My Sevent Things post
Interesting meme running round on the net, mostly via Twitter, where you tag seven people, and those who get tagged are supposed to share seven things about themselves. In turn, those seven people should tag seven other people, and so on, and so forth. I was tagged by Chris Cornutt aka enygma, the unstoppable force behind PHPDeveloper.org and Joind.in. Just to slightly correct him, I didn't actually create the image on the Framework Apocalypse t-shirt, I was smart enough to get someone to draw it for me. Prepare yourself for seven things you might not know about me:
- I got paid to write my first computer program when I was 12 or 13. My first computer was a Commodore VIC-20, which I got when I was 10 or 11. My mother was teaching computers and math at a private school in Toronto, and they needed someone to do up a salary grid for the teachers' pay. Written in Apple BASIC on an Apple IIGS, complete with user input AND verification of the data they entered.
- Although I have a diploma in computer science from community college, I also have a diploma in civil engineering . When it was time to go to college, I listened to my father who told me there would always be work in construction. When I graduated, the construction industry in the Toronto area went into it's worst slump in a long time. I remember sending out almost 100 resumes (this is pre-internet days, so all by mail or fax), hearing back from 3 places and getting hired by 1. After a summer of working for minimum wage and 60 hours a week, I decided to go back to school and study what I really enjoyed, which was computer programming.
- My wife and I met at work. We were both working at a small ISP, she in sales and me doing phone support. I was totally oblivious that she was interested in me and until one of her co-workers pushed her into asking me out for dinner after work one day. 10+ years of marriage later, we have two little girls and enjoying watching them grow up.
- My mom and sister blog, making us a truly wired family. My mother talks about all her experiences at her blog Teachers At Risk. My sister, a stay-at-home mom and frustrated writer, shares her progress on her novel over at her blog.
- I used to own a comic book store. Back in the mid '90s, my sister and I started up a comic store at a strip mall around the corner from where we lived. It lasted one year and we burned through all the money our father had given to us. In the end, it was a totally bad location despite what we thought. I worked Saturdays and Sundays in the store and there were days when nobody came in at all.
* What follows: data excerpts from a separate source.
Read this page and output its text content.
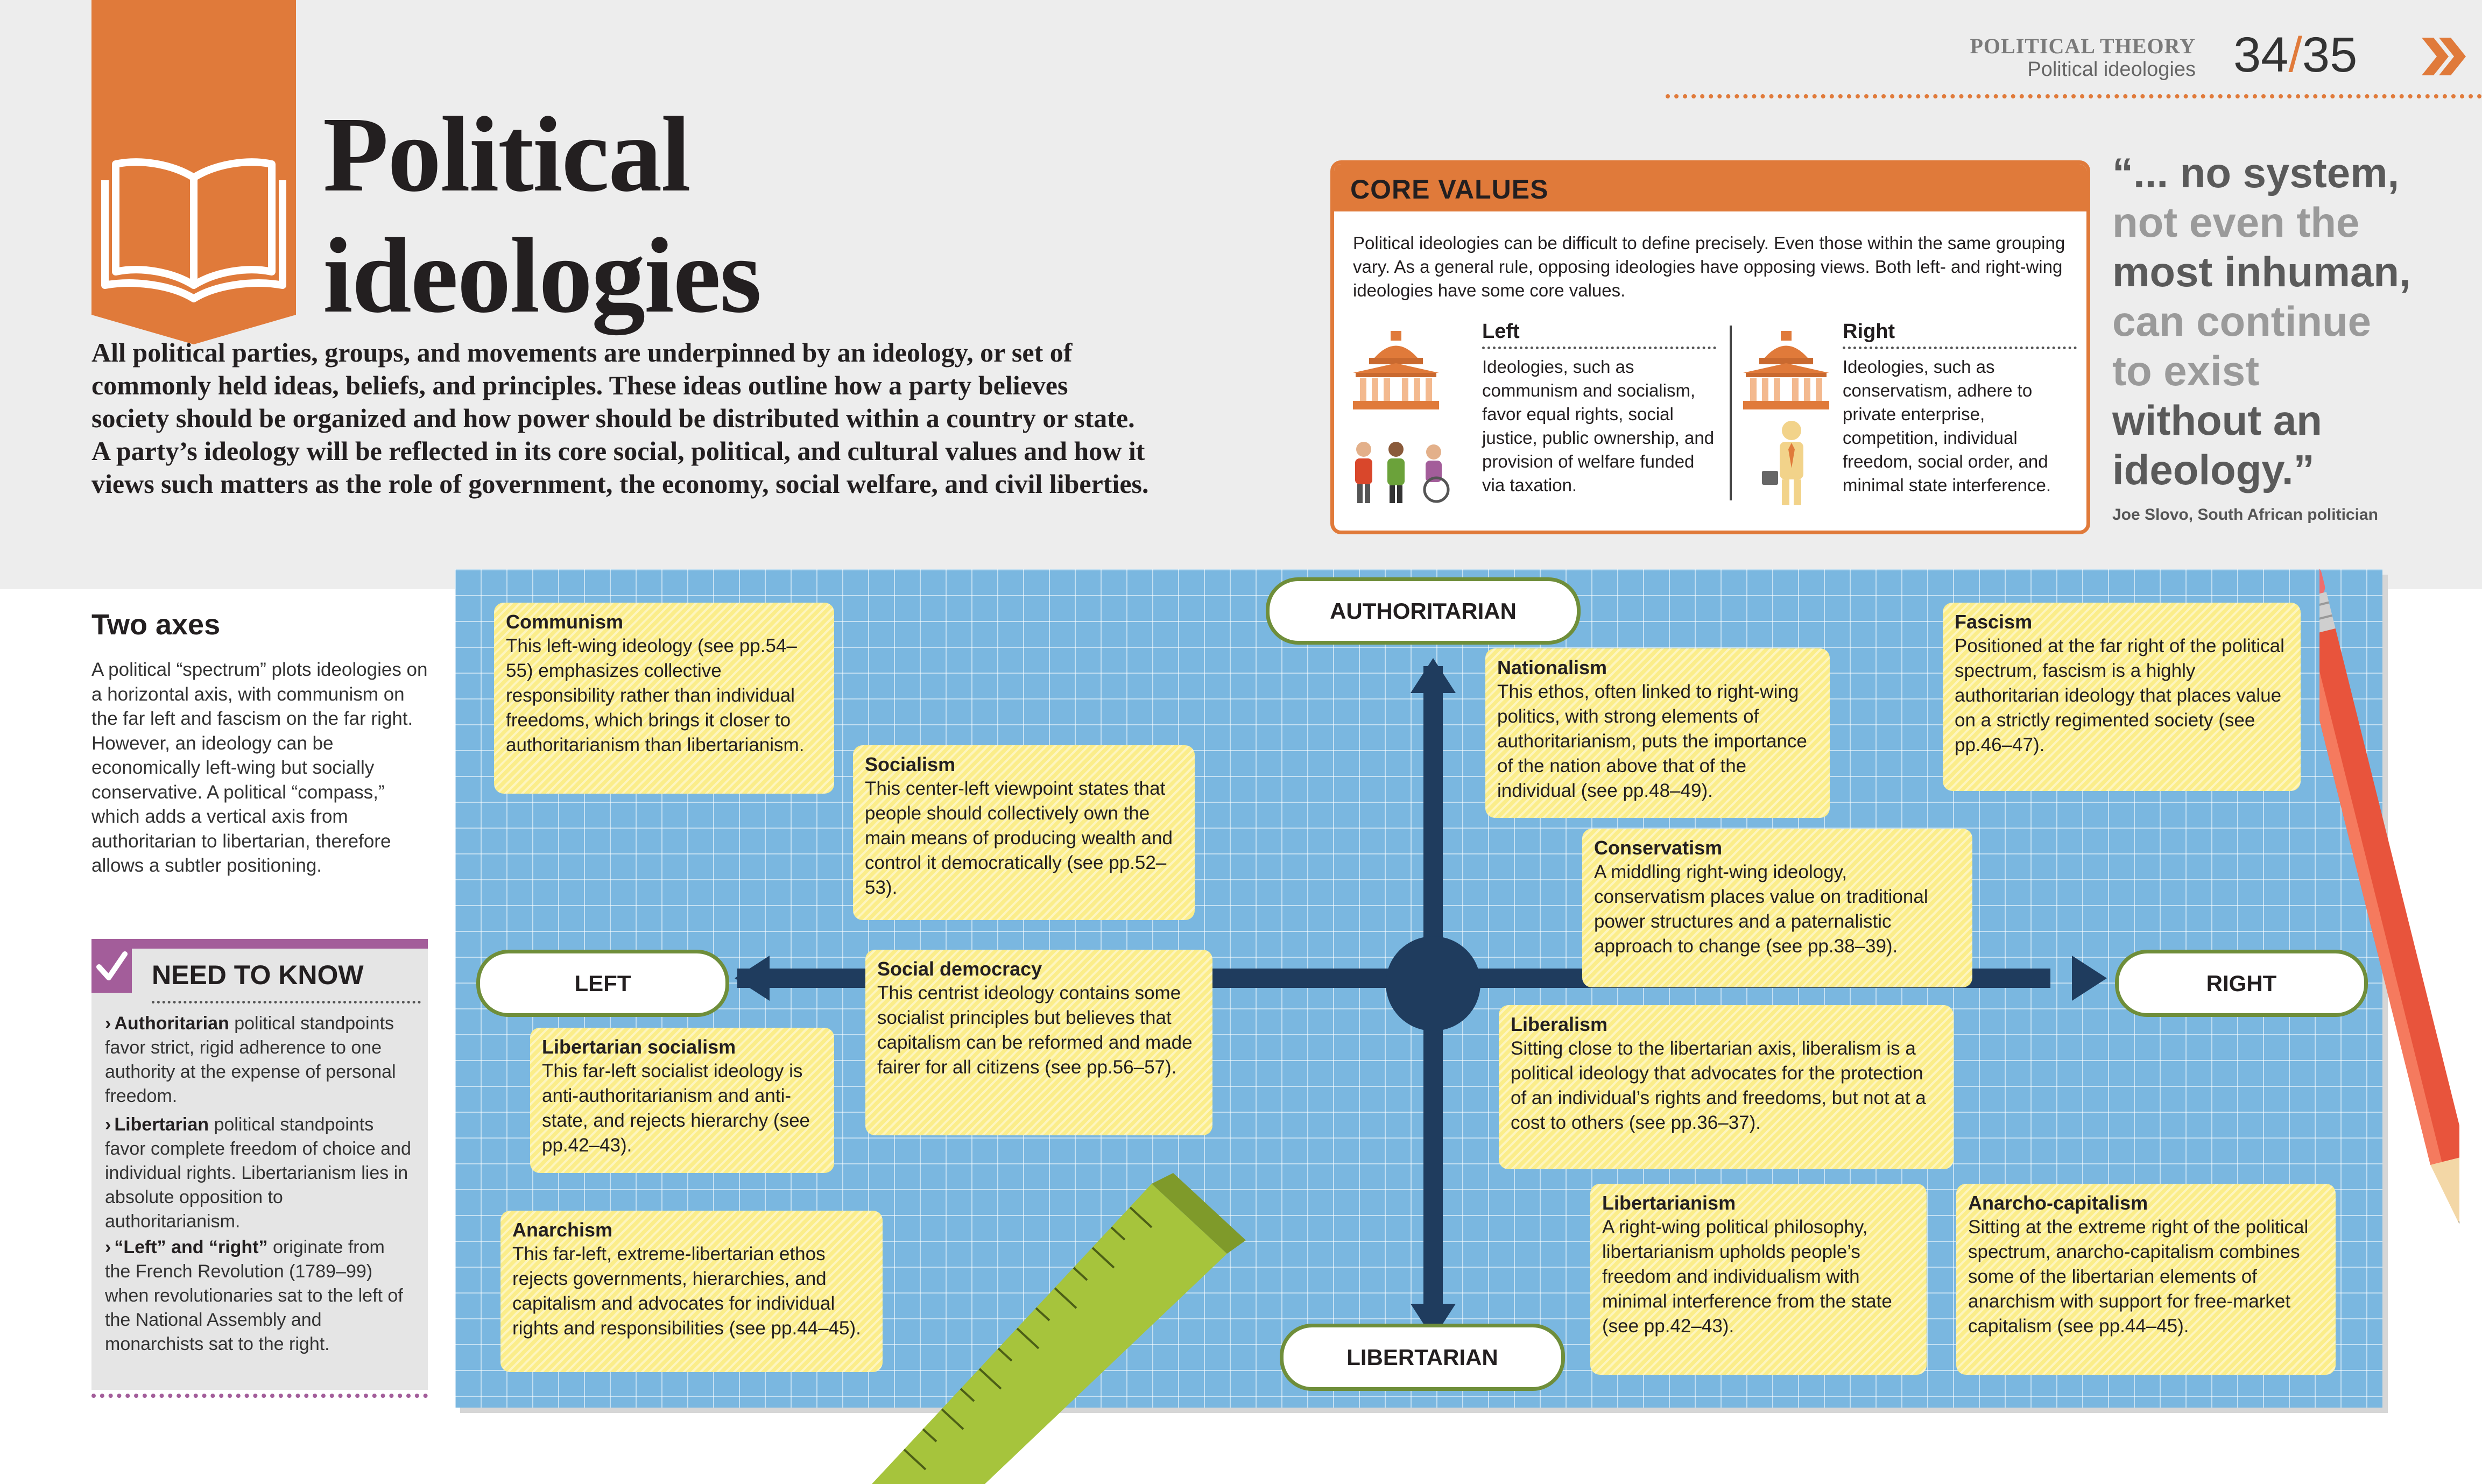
POLITICAL THEORY
Political ideologies 34/35
Political
ideologies
All political parties, groups, and movements are underpinned by an ideology, or set of commonly held ideas, beliefs, and principles. These ideas outline how a party believes society should be organized and how power should be distributed within a country or state. A party’s ideology will be reflected in its core social, political, and cultural values and how it views such matters as the role of government, the economy, social welfare, and civil liberties.
CORE VALUES
Political ideologies can be difficult to define precisely. Even those within the same grouping vary. As a general rule, opposing ideologies have opposing views. Both left- and right-wing ideologies have some core values.
Left
Ideologies, such as communism and socialism, favor equal rights, social justice, public ownership, and provision of welfare funded via taxation.
Right
Ideologies, such as conservatism, adhere to private enterprise, competition, individual freedom, social order, and minimal state interference.
“... no system,
not even the
most inhuman,
can continue
to exist
without an
ideology.”
Joe Slovo, South African politician
Two axes
A political “spectrum” plots ideologies on a horizontal axis, with communism on the far left and fascism on the far right. However, an ideology can be economically left-wing but socially conservative. A political “compass,” which adds a vertical axis from authoritarian to libertarian, therefore allows a subtler positioning.
NEED TO KNOW
› Authoritarian political standpoints favor strict, rigid adherence to one authority at the expense of personal freedom.
› Libertarian political standpoints favor complete freedom of choice and individual rights. Libertarianism lies in absolute opposition to authoritarianism.
› “Left” and “right” originate from the French Revolution (1789–99) when revolutionaries sat to the left of the National Assembly and monarchists sat to the right.
AUTHORITARIAN
LIBERTARIAN
LEFT	RIGHT
Communism
This left-wing ideology (see pp.54–55) emphasizes collective responsibility rather than individual freedoms, which brings it closer to authoritarianism than libertarianism.
Socialism
This center-left viewpoint states that people should collectively own the main means of producing wealth and control it democratically (see pp.52–53).
Social democracy
This centrist ideology contains some socialist principles but believes that capitalism can be reformed and made fairer for all citizens (see pp.56–57).
Libertarian socialism
This far-left socialist ideology is anti-authoritarianism and anti-state, and rejects hierarchy (see pp.42–43).
Anarchism
This far-left, extreme-libertarian ethos rejects governments, hierarchies, and capitalism and advocates for individual rights and responsibilities (see pp.44–45).
Nationalism
This ethos, often linked to right-wing politics, with strong elements of authoritarianism, puts the importance of the nation above that of the individual (see pp.48–49).
Fascism
Positioned at the far right of the political spectrum, fascism is a highly authoritarian ideology that places value on a strictly regimented society (see pp.46–47).
Conservatism
A middling right-wing ideology, conservatism places value on traditional power structures and a paternalistic approach to change (see pp.38–39).
Liberalism
Sitting close to the libertarian axis, liberalism is a political ideology that advocates for the protection of an individual’s rights and freedoms, but not at a cost to others (see pp.36–37).
Libertarianism
A right-wing political philosophy, libertarianism upholds people’s freedom and individualism with minimal interference from the state (see pp.42–43).
Anarcho-capitalism
Sitting at the extreme right of the political spectrum, anarcho-capitalism combines some of the libertarian elements of anarchism with support for free-market capitalism (see pp.44–45).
- I learned German on Saturday mornings for seven years as a kid. My parents are both of German descent, and they sent my sister and I to German heritage school for many years. My oldest daughter goes to the same school now, 20+ years later, at *her* insistence. I understand German better than I speak it, and often just use it to yell at my cats. But it's starting to come back despite all my best efforts to bury the trauma of never being able to watch Saturday morning cartoons.
- I'm writing a book. Inspired by P?draic Brady's self-published book about Zend Framework, I've started working on what I believe is a much-needed subject: a guide to converting legacy applications over to using the CakePHP framework. I've already got the outline for the book done, the introduction is written and the first two chapters half-written as well.
So, who shall be my next victims? I've tried to think of people whom others haven't talked about yet at all, and the list is pretty small. Although some of these people aren't really close friends, I think they are all the type of people you should all get to know better.
- Felix Geisend?rfer, CakePHP guru and co-owner of an awesome consultancy based out of Deutschland.
- Jan Lehnard, CouchDB evangelist and reluctant PHP coder (as far as I can tell). Always super helpful when asked for help, and the master of the human helicopter presentation technique
- Jeff Graham, who works at Activestate and promotes Komodo, OpenKomodo and PHP as well. I've met him at a few conferences, genuinely nice guy and he's Canadian on top of it.
- Derek Martin, former co-worker at an adult dating web site and co-contributor of our Zend_Service_Audioscrobbler component for Zend Framework.
- Ed Finkler, the awesomely talented developer behind Spaz, a Twitter client written in Adobe Air. I'll forgive him for using Code Igniter
Looks like mostly everyone else has already been tagged. So spread the meme and the world know a little bit more about yourself.